Contámos com o saber porfiado de Alberto Correia, um devotado mentor do “fogo aquiliniano”.

Contámos com o carinho e estímulo documental do Sr. Dr. Manuel Sá Marques, sobrinho do Escritor.

Contámos com o apoio do Paulo e da Cristina no longo entretecer gráfico de cada página e, pouco a pouco, com dúvidas, hesitações, precisões, datações, atopias, identificação de personagens e figurantes, avanços e recuos, discussões animadas… a “aquilino” foi ganhando a forma desta fotobiografia.

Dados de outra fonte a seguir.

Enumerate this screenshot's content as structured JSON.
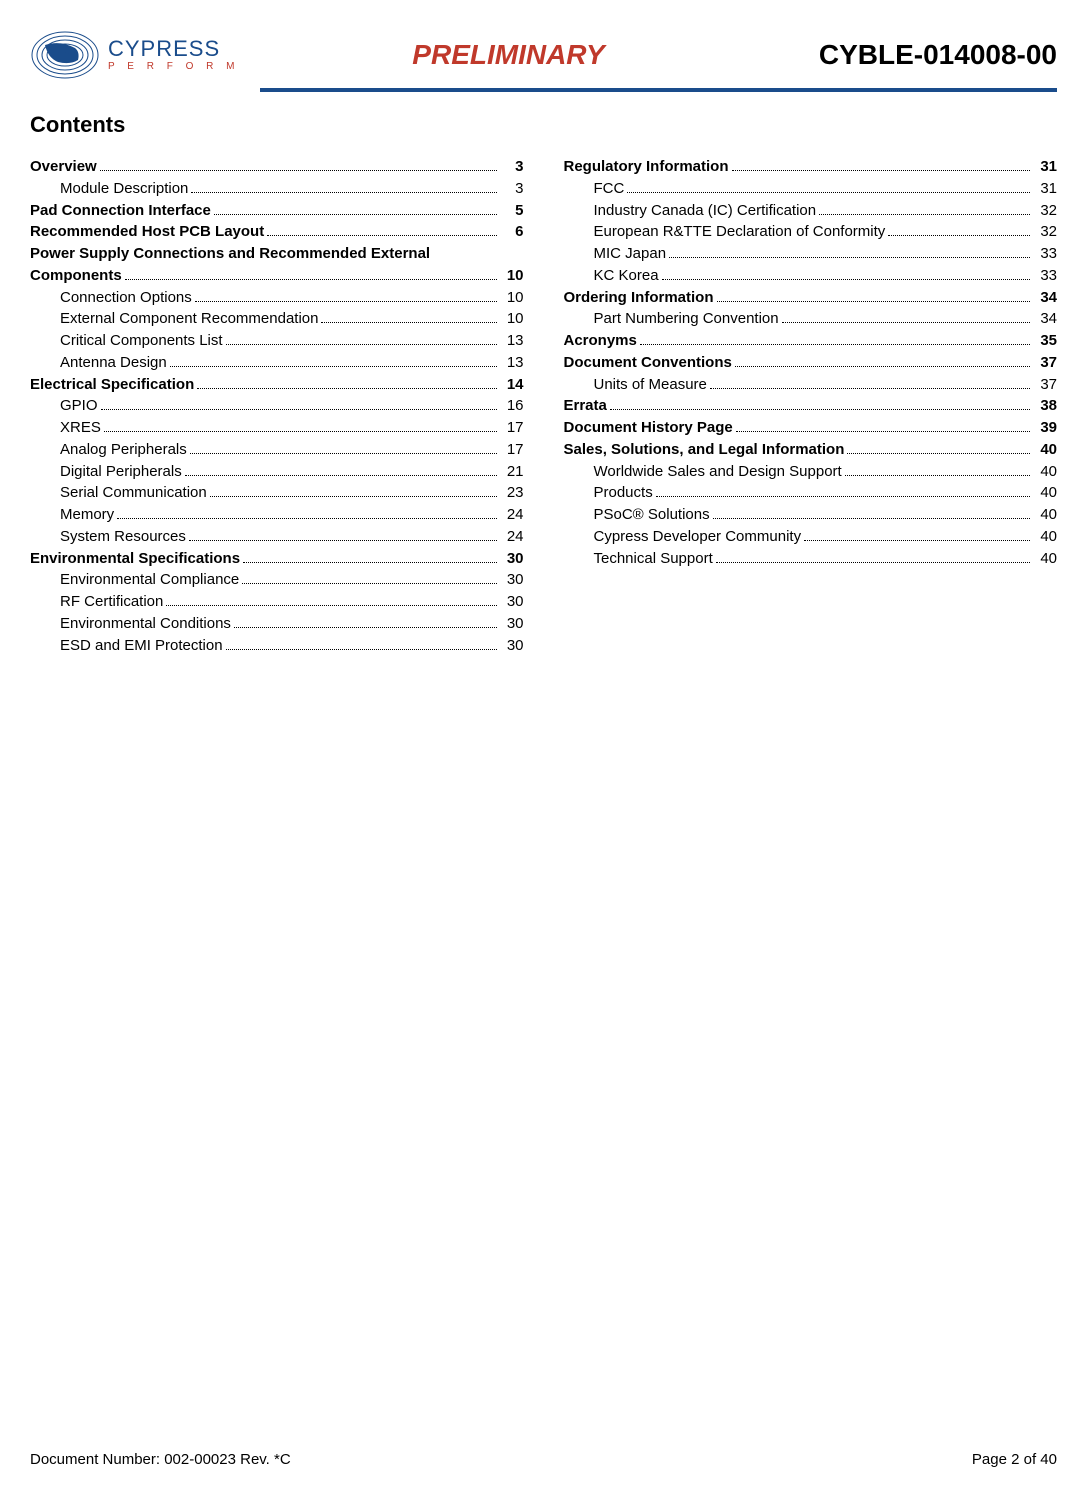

De nosso pessoal acervo fotografámos a bibliografia nela constante; do espólio familiar refotografámos duas centenas de fotografias, algumas com mais de um século de existência, seleccionadas, seriadas, tratadas, enquadradas, contextualizadas, retiradas, recolocadas, pensadas, repensadas, ponderadas, reponderadas…e nem sabemos que mais vos dizer!

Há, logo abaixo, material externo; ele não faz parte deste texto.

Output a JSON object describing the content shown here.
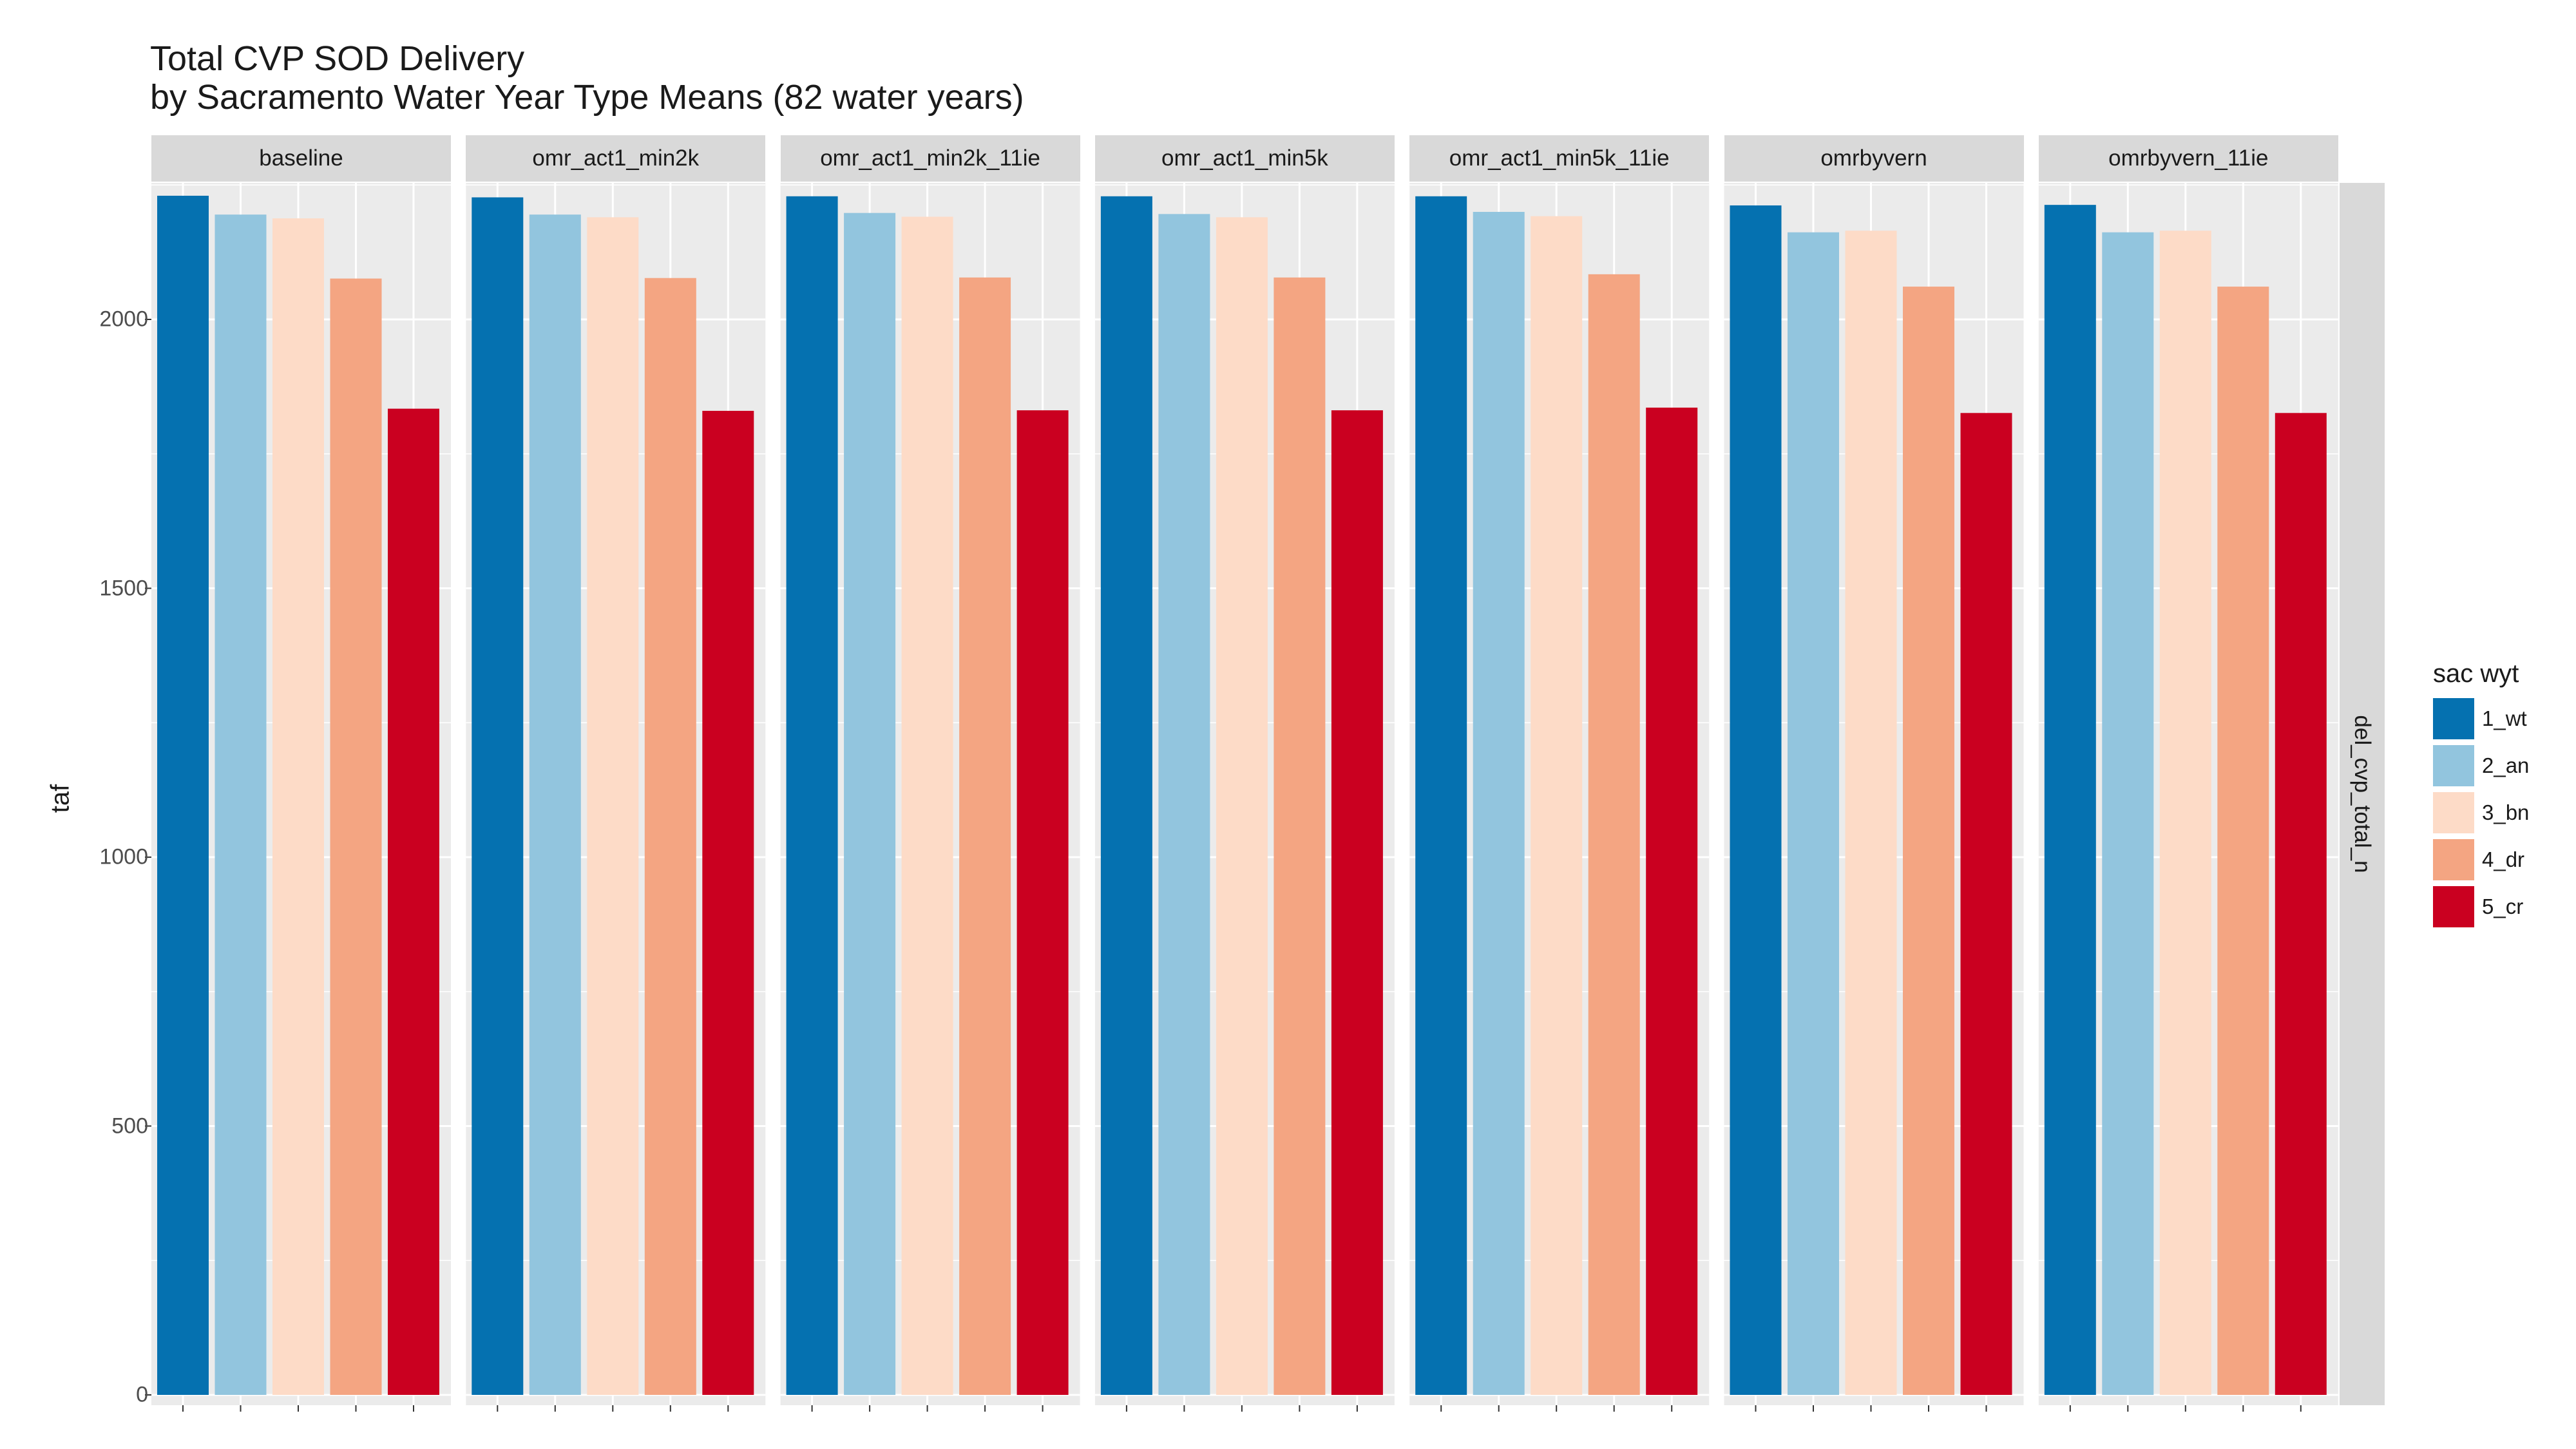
{
  "chart_data": {
    "type": "bar",
    "title": "Total CVP SOD Delivery",
    "subtitle": "by Sacramento Water Year Type Means (82 water years)",
    "xlabel": "",
    "ylabel": "taf",
    "ylim": [
      0,
      2260
    ],
    "yticks": [
      "0",
      "500",
      "1000",
      "1500",
      "2000"
    ],
    "grid": true,
    "row_facet": "del_cvp_total_n",
    "legend": {
      "title": "sac wyt",
      "placement": "right",
      "entries": [
        "1_wt",
        "2_an",
        "3_bn",
        "4_dr",
        "5_cr"
      ],
      "colors": [
        "#0571b0",
        "#92c5de",
        "#fddbc7",
        "#f4a582",
        "#ca0020"
      ]
    },
    "facets": [
      "baseline",
      "omr_act1_min2k",
      "omr_act1_min2k_11ie",
      "omr_act1_min5k",
      "omr_act1_min5k_11ie",
      "omrbyvern",
      "omrbyvern_11ie"
    ],
    "series": [
      {
        "name": "1_wt",
        "values": [
          2230,
          2227,
          2229,
          2229,
          2229,
          2212,
          2213
        ]
      },
      {
        "name": "2_an",
        "values": [
          2195,
          2195,
          2198,
          2196,
          2200,
          2162,
          2162
        ]
      },
      {
        "name": "3_bn",
        "values": [
          2188,
          2190,
          2191,
          2190,
          2192,
          2165,
          2165
        ]
      },
      {
        "name": "4_dr",
        "values": [
          2076,
          2077,
          2078,
          2078,
          2084,
          2061,
          2061
        ]
      },
      {
        "name": "5_cr",
        "values": [
          1834,
          1830,
          1831,
          1831,
          1836,
          1826,
          1826
        ]
      }
    ]
  }
}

Na FAR, Fundação Aquilino Ribeiro, em Soutosa, encontrámos alguns outros documentos aqui constantes.

Dividimos o material disposto naquela que achámos ser uma lógica de 4 amplas sincronias: de 1885 a 1907, os primiciais anos, onde se entrevia já decisiva “Uma Luz ao Longe”; de 1908 a 1932, os anos da mais denodada pugna e exílios de “O Homem que matou o Diabo”; de 1933 a 1963, a estrénua luta num “Batalha sem Fim” e, finalmente, de 1963 a 2007, o tempo da justíssima consagração de “Um Escritor Confessa-se”.

No editorial refere-se a dado passo:

“Algumas falhas surgirão aos olhos mais atentos dos sapientes críticos sobre a matéria. Estamos porém certos, pela integridade das suas vozes, que além das palavras passarão aos actos e nos proporão melhor e mais bem conseguido trabalho.

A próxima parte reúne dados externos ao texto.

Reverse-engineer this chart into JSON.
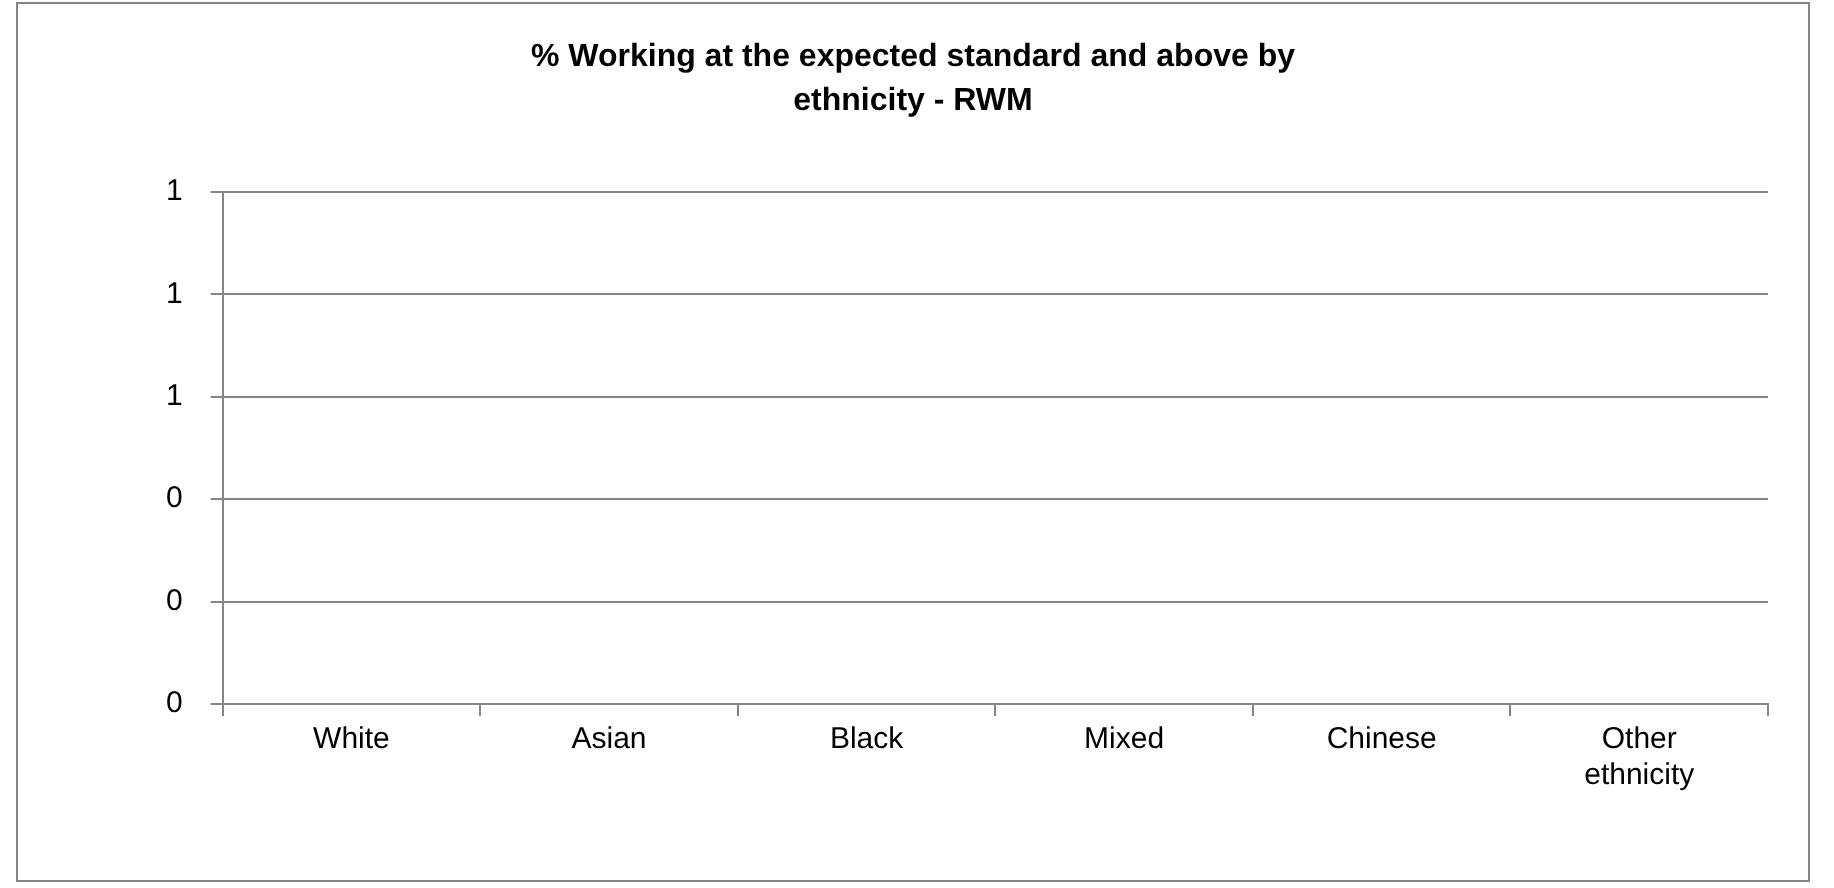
{
  "chart_data": {
    "type": "bar",
    "title": "% Working at the expected standard and above by ethnicity - RWM",
    "categories": [
      "White",
      "Asian",
      "Black",
      "Mixed",
      "Chinese",
      "Other ethnicity"
    ],
    "values": [
      null,
      null,
      null,
      null,
      null,
      null
    ],
    "ylim": [
      0,
      1
    ],
    "yticks": [
      {
        "value": 0,
        "label": "0"
      },
      {
        "value": 0.2,
        "label": "0"
      },
      {
        "value": 0.4,
        "label": "0"
      },
      {
        "value": 0.6,
        "label": "1"
      },
      {
        "value": 0.8,
        "label": "1"
      },
      {
        "value": 1,
        "label": "1"
      }
    ],
    "grid": "y",
    "legend": false
  }
}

O mundo de Aquilino é inesgotável e ao construirmos este número, com a profusão de documentos a que fomos acedendo, mais renovadas pistas e ideias surgiram. Poderão ser objecto de futuros trabalhos.”

Estas duas verdades são fortalecidas quando menos de dois meses após ver prelo, está prestes a esgotar-se esta 1ª edição, assim como há muito está esgotadíssimo o seu nº 1 e já temos em geração, com o Sr. Dr. Jorge Coelho, obra sobre a detenção de Aquilino em Contenças, concelho de Mangualde, no ano de 1928, ao tempo da Revolta do Castelo, em Lisboa.

Concluimos com um excerto reiterativo do atrás dito, extraído do prefácio lavrado n’ “O Servo de Deus e a Casa Roubada”, escrito na Cruz Quebrada, no decurso da Primavera de 1941:

“As escolas passam, o artista, quando o é com dignidade, fica…”

Esta tão lapidar quão premonitória asserção escrita há 75 anos resume, substancia e clarifica o nosso estar hoje aqui.”